I’m pushing the throttle forward a quarter of the way forward. The car jumps to seventy-five miles per hour, and the speed-o-meter falls off as it went to sixty, so Bob tries more on the throttle. It feels twice as fast. In a few minutes, all four of us have gone more quickly on land till my airplane ride, But Bob pulls off on the last big and busy dirt road near town we have a flat busy road twelve miles long and only four farms but Friday night was four or five cars full of people wanting a night out with their best girl. Then we pull over and wink at the girls, removing the headlights and putting them on top of the ten-foot poles. I drive this time, and cars are coming down the road to places unknown on a Friday night, but you see the vehicles hitting forty-five miles per hour on a dirt road. Bob opens up to nearly eighty-five miles per hour, and the headlights are bouncing like the road has been washed out and is badly wash-boarded, making the car’s lights reflect poorly. The vehicles approaching us slow or stop crawling along, looking for the bad parts of the road. We heard from someone working in the Police station that a few days later, they were getting reports of wild lights and fast UFOs. Kelly and June thought it was silly till the locals in four cop cars ran down the road with lights and sirens, looking for Foo Fighters. We had put up the poles so we did not get stopped. We were going for Cokes at the drugstore before heading home. I love to say we had many such fun dates after that, but for June and Bob, College started, and I joined June the following year. We made it home for Thanksgiving twice and Christmas only once. Our Dad was less than charming; it looked like he drank daily. Having two hard workers meant he could slow down, but I thought the farm to Dad was something to own, and we were just things to point to. I own that, and me, man, kind of shit.
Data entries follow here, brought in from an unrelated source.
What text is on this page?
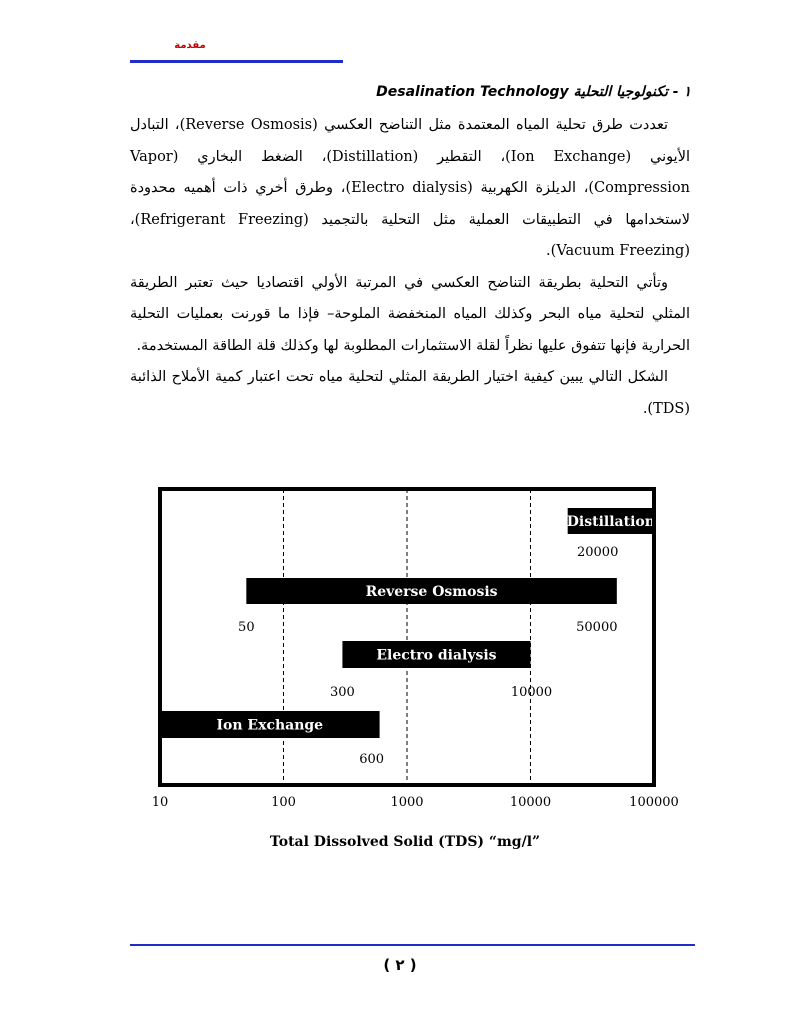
مقدمة
١ - تكنولوجيا التحلية Desalination Technology

تعددت طرق تحلية المياه المعتمدة مثل التناضح العكسي (Reverse Osmosis)، التبادل الأيوني (Ion Exchange)، التقطير (Distillation)، الضغط البخاري (Vapor Compression)، الديلزة الكهربية (Electro dialysis)، وطرق أخري ذات أهميه محدودة لاستخدامها في التطبيقات العملية مثل التحلية بالتجميد (Refrigerant Freezing)، (Vacuum Freezing).

وتأتي التحلية بطريقة التناضح العكسي في المرتبة الأولي اقتصاديا حيث تعتبر الطريقة المثلي لتحلية مياه البحر وكذلك المياه المنخفضة الملوحة– فإذا ما قورنت بعمليات التحلية الحرارية فإنها تتفوق عليها نظراً لقلة الاستثمارات المطلوبة لها وكذلك قلة الطاقة المستخدمة.

الشكل التالي يبين كيفية اختيار الطريقة المثلي لتحلية مياه تحت اعتبار كمية الأملاح الذائبة (TDS).

Distillation
20000
Reverse Osmosis
50	50000
Electro dialysis
300	10000
Ion Exchange
600
10	100	1000	10000	100000
Total Dissolved Solid (TDS) “mg/l”
( ٢ )
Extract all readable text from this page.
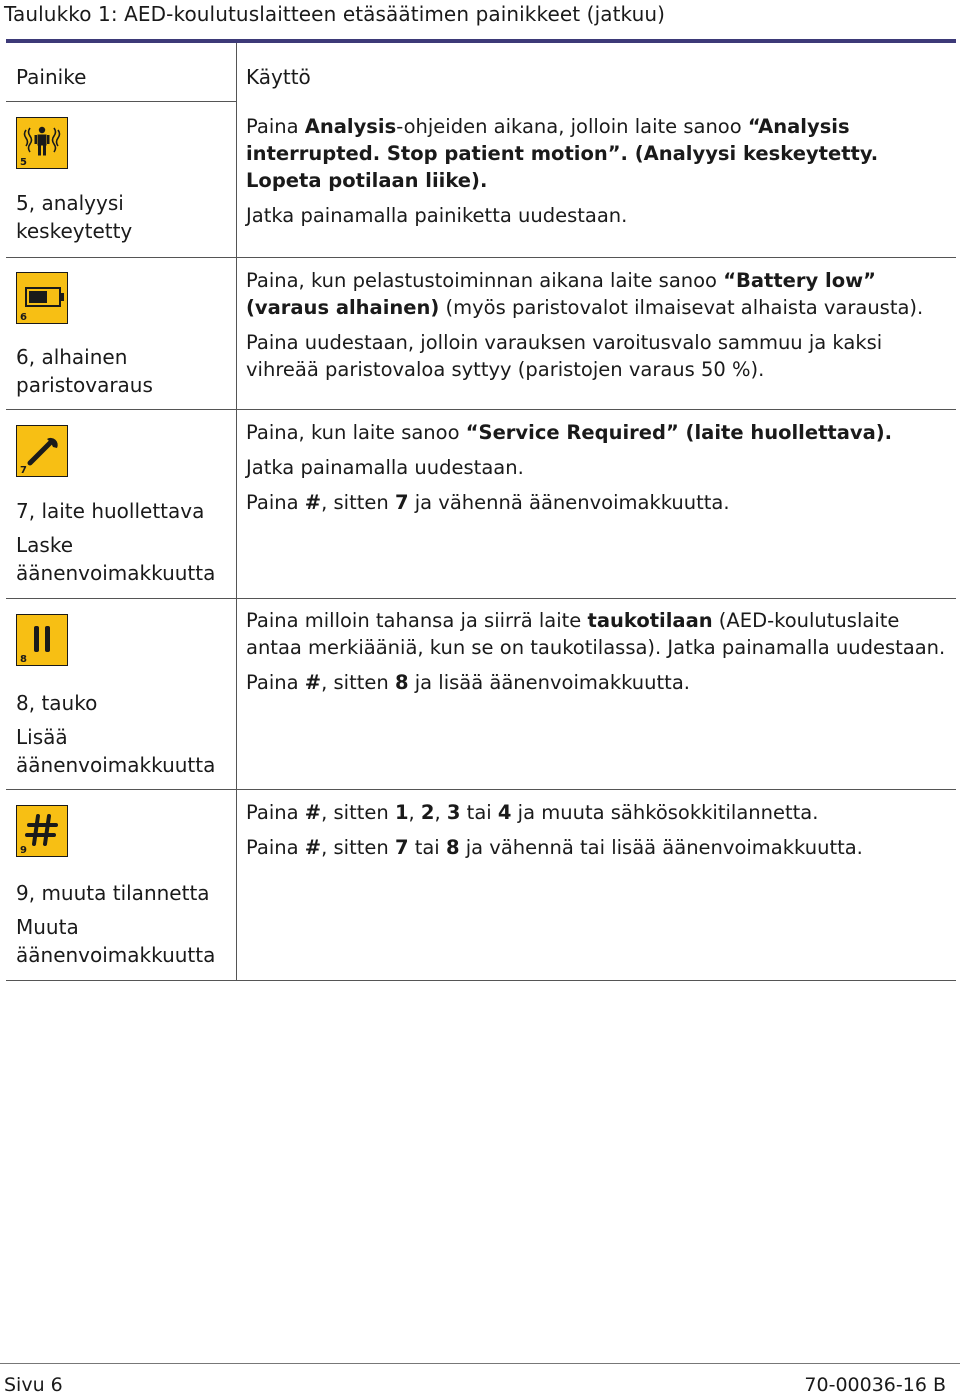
Taulukko 1: AED-koulutuslaitteen etäsäätimen painikkeet (jatkuu)
Painike	Käyttö
5

5, analyysi keskeytetty

Paina Analysis-ohjeiden aikana, jolloin laite sanoo “Analysis interrupted. Stop patient motion”. (Analyysi keskeytetty. Lopeta potilaan liike).

Jatka painamalla painiketta uudestaan.

6

6, alhainen paristovaraus

Paina, kun pelastustoiminnan aikana laite sanoo “Battery low” (varaus alhainen) (myös paristovalot ilmaisevat alhaista varausta).

Paina uudestaan, jolloin varauksen varoitusvalo sammuu ja kaksi vihreää paristovaloa syttyy (paristojen varaus 50 %).

7

7, laite huollettava

Laske äänenvoimakkuutta

Paina, kun laite sanoo “Service Required” (laite huollettava).

Jatka painamalla uudestaan.

Paina #, sitten 7 ja vähennä äänenvoimakkuutta.

8

8, tauko

Lisää äänenvoimakkuutta

Paina milloin tahansa ja siirrä laite taukotilaan (AED-koulutuslaite antaa merkiääniä, kun se on taukotilassa). Jatka painamalla uudestaan.

Paina #, sitten 8 ja lisää äänenvoimakkuutta.

9

9, muuta tilannetta

Muuta äänenvoimakkuutta

Paina #, sitten 1, 2, 3 tai 4 ja muuta sähkösokkitilannetta.

Paina #, sitten 7 tai 8 ja vähennä tai lisää äänenvoimakkuutta.

Sivu 6	70-00036-16 B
I hate to say it. “How right I was on that. I love to go on and write more, but If you don’t mind, Mr. Rick and Mrs. Linda, it’s been a while since I made a certain sister of mine scream to the stars.”
“Just keep loving each other. We wanted you to know the truth. In the bottom of the envelope are a silver June bug charm and Bobby’s Dog tags on the keys of my pickup. We love you two as much as our own we never had take care of Linda and my June if I go first were so glad you found each-other.”